Select Board denies raise for Hurd
Editor's note: This article was modified on Jan. 19, 2018, to correct the town clerk's salary after a raise. The town clerk's salary will be $84,484.
BENNINGTON — For the first time in at least four years, the Select Board has voted against giving Town Manager Stuart Hurd a raise.
The decision was made during the board's budget work session on Saturday, five days after Hurd made a public apology before the board for moving forward with the construction of a new salt shed without waiting for the required environmental permit. Neither board Chairman Tom Jacobs nor Hurd would say whether the denial of the raise was in any way connected with the salt shed issue.
"I can only indicate the board voted for no increase," Jacobs said on Tuesday. He said he "is not comfortable in stating the reason for the board's decision."
Hurd, in response to a question from the Banner on Tuesday, said: "The reasons are a personnel issue and discussed in executive session."
As a result of the board's action, Hurd's annual salary will remain at $108,472 when fiscal 2019 begins on July 1. Board members set that salary last January for the current fiscal year. It was an increase of about 2 percent, or $2,170. Board members approved 2 percent pay increases for the town manager in January 2016 and 2015, according to board minutes.
The board on Saturday did approve 2 percent raises for Town Clerk Cassandra Barbeau and Treasurer Joan Pinsonnault. The town clerk's salary will increase by $1,705.60 to $84,484, and the treasurer's salary will increase by $282 to $14,422.80.
The full board is expected to formally approve the fiscal 2019 municipal budget at its regularly scheduled meeting Monday night.
On Jan.8, Hurd told the Select Board of how he had ordered construction of a new, $425,000 sand and salt shed on Bowen Road to begin without waiting for the required wetlands permit, and made a public apology for his decision. "I made it on my own volition without the board's knowledge or consent, and I apologize to the board and the community," he said during public session.
"We were quite disappointed to understand that this activity was undertaken without our participating in the process," Jacobs said after Hurd read the statement. "This is a type of management that's foreign to us. We recognize pretty high standards and we expect management to meet and exceed those standards. In this case, it didn't happen."

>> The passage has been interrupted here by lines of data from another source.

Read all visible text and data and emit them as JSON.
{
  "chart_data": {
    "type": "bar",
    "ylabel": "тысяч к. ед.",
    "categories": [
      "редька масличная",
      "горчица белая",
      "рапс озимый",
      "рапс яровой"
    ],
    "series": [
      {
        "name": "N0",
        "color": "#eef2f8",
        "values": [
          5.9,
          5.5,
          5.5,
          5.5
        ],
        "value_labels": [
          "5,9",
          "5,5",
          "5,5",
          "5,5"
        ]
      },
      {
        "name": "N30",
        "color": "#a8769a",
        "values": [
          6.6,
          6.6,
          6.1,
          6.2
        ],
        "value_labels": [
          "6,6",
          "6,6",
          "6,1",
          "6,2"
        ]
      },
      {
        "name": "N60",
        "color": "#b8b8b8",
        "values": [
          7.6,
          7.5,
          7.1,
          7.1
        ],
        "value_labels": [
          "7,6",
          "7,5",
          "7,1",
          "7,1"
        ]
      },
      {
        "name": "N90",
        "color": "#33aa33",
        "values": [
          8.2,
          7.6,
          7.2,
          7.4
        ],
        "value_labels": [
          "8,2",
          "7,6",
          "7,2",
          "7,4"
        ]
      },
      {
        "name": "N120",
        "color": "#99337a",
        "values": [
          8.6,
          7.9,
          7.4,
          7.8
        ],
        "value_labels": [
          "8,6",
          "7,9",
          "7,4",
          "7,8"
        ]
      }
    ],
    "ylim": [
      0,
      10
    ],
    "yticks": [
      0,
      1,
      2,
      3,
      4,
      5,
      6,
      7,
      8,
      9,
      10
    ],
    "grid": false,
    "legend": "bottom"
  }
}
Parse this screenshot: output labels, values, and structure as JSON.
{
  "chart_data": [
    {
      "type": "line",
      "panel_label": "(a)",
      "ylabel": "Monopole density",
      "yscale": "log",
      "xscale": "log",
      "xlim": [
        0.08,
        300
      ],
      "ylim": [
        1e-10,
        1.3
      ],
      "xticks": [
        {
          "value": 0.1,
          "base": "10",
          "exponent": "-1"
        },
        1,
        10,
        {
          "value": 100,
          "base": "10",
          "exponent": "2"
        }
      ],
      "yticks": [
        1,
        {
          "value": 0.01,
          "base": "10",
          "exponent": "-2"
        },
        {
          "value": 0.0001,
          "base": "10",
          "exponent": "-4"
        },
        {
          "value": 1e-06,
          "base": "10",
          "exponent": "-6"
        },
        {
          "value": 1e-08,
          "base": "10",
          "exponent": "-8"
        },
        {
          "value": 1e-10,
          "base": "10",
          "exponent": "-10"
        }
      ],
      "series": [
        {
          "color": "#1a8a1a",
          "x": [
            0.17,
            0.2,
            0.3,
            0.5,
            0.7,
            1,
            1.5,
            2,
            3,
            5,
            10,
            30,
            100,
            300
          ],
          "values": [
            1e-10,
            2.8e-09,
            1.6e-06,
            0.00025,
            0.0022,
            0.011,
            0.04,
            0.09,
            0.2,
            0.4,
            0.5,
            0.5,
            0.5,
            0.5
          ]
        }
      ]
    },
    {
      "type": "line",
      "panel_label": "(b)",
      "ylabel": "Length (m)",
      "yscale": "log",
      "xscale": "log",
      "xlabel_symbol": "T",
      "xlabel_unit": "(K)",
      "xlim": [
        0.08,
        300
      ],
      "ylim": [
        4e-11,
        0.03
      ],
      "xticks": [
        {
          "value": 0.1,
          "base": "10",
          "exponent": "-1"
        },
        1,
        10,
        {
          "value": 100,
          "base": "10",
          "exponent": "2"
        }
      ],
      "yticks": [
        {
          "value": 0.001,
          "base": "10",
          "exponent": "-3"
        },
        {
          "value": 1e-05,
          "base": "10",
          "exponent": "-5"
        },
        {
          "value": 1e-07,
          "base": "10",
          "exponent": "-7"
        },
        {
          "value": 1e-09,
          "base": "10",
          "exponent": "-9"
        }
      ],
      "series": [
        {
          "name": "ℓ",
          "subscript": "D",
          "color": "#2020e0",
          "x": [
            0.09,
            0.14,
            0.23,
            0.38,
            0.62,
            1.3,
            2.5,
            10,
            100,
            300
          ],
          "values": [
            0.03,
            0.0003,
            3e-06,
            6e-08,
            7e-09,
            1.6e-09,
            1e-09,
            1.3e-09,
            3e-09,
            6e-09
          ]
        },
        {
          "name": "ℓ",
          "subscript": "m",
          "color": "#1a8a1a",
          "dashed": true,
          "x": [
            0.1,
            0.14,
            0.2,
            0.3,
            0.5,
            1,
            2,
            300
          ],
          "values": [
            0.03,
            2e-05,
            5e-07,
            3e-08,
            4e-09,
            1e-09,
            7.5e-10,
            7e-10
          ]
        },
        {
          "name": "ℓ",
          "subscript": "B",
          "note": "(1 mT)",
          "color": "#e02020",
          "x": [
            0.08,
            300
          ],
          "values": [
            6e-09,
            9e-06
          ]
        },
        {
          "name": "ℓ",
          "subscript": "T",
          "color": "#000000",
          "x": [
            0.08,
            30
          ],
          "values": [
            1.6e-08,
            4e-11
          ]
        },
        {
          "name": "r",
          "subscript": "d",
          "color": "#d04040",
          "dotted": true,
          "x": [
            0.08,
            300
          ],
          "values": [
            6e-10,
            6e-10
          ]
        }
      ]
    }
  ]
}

"We have a very good project completed," Jacobs said. "But unfortunately, it wasn't done consistent with requirements of law." He pointed out that the decision was made without the involvement of the board.
At the time, Jacobs said that the board would address the issue in executive session as a personnel matter. The board did enter executive session that night, but did not reconvene.
The Agency of Natural Resources (ANR) issued the wetlands permit on Jan. 3, months after construction began on the 6,400-square-foot salt shed. The director of the Department of Environmental Conservation's Environmental Compliance Division confirmed last week that an investigation is underway into the town's decision to move forward without the permit.
Under DEC's administrative penalty rules, the maximum penalty for a single violation, or a group of violations treated as one, is up to $42,500.
Hurd explained on Jan. 8 that he took a gamble by authorizing construction of the salt shed to begin, believing the necessary permit would be received in time. ANR approval was required because about 60 percent of the structure lies within a 50-foot buffer zone along Furnace Brook and its tributaries.
"We were told a technical review would begin soon. We thought a draft permit was imminent," he said at the time. "Unfortunately, it was not." He said he was concerned that by waiting, the town would have lost some "very competitive bids" that saved between $60,000 and $70,000, and that the project would have been set back several months, probably resulting in higher costs.
Hurd said the construction followed conditions set in the permit, which includes a water quality monitoring plan.
Voters in March 2017 approved a $3.2 million bond to purchase the former Plasan North America site at 78 Bowen Road under a plan to redevelop the building as a new public works facility. Part of that plan was to build a new 80-by-80 foot shed to store sand and salt, road materials that have been kept at an aging facility on Orchard Road.